Jum'at 01 Februari 2013
Menjelang akhir tahun, Indonesia dikejutkan dengan wacana "BOIKOT PAJAK". Wacana ini menyeruak dipicu oleh hasil musyawarah nasioanal Nahdlatul Ulama (NU) di Cirebon. Yang mana hasil Munas tersebut tercipta seiring maraknya pemberitaan tentang kasus korupsi yang dilakukan oleh oknum pegawai pajak. Masyarakat kemudian menganggap bahwa uang pajak mereka dikorupsi oleh pegawai pajak tersebut.
Kalau membaca statement diatas rasanya sebagai masyarakat awam sangat mendukung wacana tersebut. Karena sudah capek-capek mencari uang untuk kehidupan pribadi sehari-hari sekaligus sebagian untuk membayar pajak nyata-nyatanya malah dikorupsi. Orang mana yang rela begitu saja uang pajaknya dibawa kabur sedangkan seharusnya uang tersebut digunakan untuk membiayai pembangunan nasional.
Kalau kita cermat, wacana "BOIKOT PAJAK" itu sendiri sebenarnya hanyalah warning atau peringatan agar Direktoral Jenderial (Ditjen) Pajak serius dalam upayanya memerangi korupsi serta perbaikan tata kelola pajak agar lebih baik. Harapannya agar Ditjen Pajak mampu meresponnya dengan aturan jelas melalui penindakan tegas kepada pegawai pajak yang korup.

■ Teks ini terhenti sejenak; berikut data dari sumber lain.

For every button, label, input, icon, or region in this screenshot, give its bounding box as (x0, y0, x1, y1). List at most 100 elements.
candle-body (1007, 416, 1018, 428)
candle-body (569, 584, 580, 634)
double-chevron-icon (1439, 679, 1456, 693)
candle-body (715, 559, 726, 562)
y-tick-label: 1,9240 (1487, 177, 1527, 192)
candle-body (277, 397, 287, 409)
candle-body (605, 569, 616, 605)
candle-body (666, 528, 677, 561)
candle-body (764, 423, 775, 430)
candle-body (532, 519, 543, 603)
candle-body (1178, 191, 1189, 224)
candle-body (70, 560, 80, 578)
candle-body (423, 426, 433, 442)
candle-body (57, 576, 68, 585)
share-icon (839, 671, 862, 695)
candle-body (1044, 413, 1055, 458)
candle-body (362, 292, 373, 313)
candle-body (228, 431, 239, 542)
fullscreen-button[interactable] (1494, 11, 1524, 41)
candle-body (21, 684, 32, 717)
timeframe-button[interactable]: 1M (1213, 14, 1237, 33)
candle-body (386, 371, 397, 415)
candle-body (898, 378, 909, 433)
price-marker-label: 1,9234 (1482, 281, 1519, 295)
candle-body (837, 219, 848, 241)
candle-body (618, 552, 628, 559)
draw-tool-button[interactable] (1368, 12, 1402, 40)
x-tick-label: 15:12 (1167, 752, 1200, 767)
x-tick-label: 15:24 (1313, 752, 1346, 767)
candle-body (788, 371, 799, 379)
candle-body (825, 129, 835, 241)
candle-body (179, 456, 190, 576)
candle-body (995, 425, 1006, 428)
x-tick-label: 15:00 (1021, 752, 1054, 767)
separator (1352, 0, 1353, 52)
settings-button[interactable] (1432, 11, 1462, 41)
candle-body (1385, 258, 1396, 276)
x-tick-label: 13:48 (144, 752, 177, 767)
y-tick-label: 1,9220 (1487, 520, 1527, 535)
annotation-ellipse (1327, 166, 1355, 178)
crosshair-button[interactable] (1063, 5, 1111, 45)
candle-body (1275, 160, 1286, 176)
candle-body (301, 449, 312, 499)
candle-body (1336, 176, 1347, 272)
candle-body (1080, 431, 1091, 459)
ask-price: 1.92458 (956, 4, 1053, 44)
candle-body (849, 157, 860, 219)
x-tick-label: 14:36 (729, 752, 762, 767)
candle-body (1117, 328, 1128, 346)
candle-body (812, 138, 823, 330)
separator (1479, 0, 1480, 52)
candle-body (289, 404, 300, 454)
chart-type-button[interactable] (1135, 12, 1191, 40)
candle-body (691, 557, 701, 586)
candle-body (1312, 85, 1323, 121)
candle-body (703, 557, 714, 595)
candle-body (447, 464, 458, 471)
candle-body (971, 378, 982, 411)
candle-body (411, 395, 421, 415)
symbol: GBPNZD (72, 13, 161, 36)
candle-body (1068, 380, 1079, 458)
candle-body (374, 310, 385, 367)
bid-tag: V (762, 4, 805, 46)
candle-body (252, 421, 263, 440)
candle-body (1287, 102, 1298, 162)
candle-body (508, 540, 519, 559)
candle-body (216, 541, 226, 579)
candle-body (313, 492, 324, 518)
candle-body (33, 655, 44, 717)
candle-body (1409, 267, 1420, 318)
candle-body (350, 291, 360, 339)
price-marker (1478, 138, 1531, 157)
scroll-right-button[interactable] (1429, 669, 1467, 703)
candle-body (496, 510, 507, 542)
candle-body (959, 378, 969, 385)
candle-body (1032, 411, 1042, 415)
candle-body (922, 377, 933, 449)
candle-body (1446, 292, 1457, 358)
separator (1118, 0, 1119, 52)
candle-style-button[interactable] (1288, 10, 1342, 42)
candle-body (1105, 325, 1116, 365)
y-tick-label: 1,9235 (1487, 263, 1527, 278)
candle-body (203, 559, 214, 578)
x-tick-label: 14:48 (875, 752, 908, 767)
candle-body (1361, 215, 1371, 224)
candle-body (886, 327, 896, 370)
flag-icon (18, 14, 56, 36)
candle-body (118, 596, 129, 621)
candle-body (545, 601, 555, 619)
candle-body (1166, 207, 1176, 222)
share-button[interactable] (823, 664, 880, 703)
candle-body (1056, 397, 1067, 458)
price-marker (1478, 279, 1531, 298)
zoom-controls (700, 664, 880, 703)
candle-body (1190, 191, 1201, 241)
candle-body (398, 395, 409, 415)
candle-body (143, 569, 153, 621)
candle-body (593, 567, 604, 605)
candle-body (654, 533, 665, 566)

Perlu diketahui bahwa di kantor pajak sudah tidak ada yang menerima uang pajak dari Wajib Pajak (WP) yang membayar pajak. Uang yang dibayarkan tersebut semuanya masuk ke kas negara di Bank Indonesia bukan ke kantor pajak. Jadi sebagai masyarakat modern janganlah selalu mengaitkan korupsi uang pajak dengan para pegawai Ditjen Pajak sekalipun dulu pernah ada kasus tersebut namun sekarang sistem dan birokrasi sudah diperbahraui dan di atur sedemikian rupa guna memaksimalkan kinerja dan pengawasan di Ditjen Pajak itu sendiri. Juga perlu direnungkan bahwa ketika pajak di boikot, harga yang harus dibayar negara sangat mahal. Negara bisa ambruk dan imbasnya akan terjadi tindak anarkisme.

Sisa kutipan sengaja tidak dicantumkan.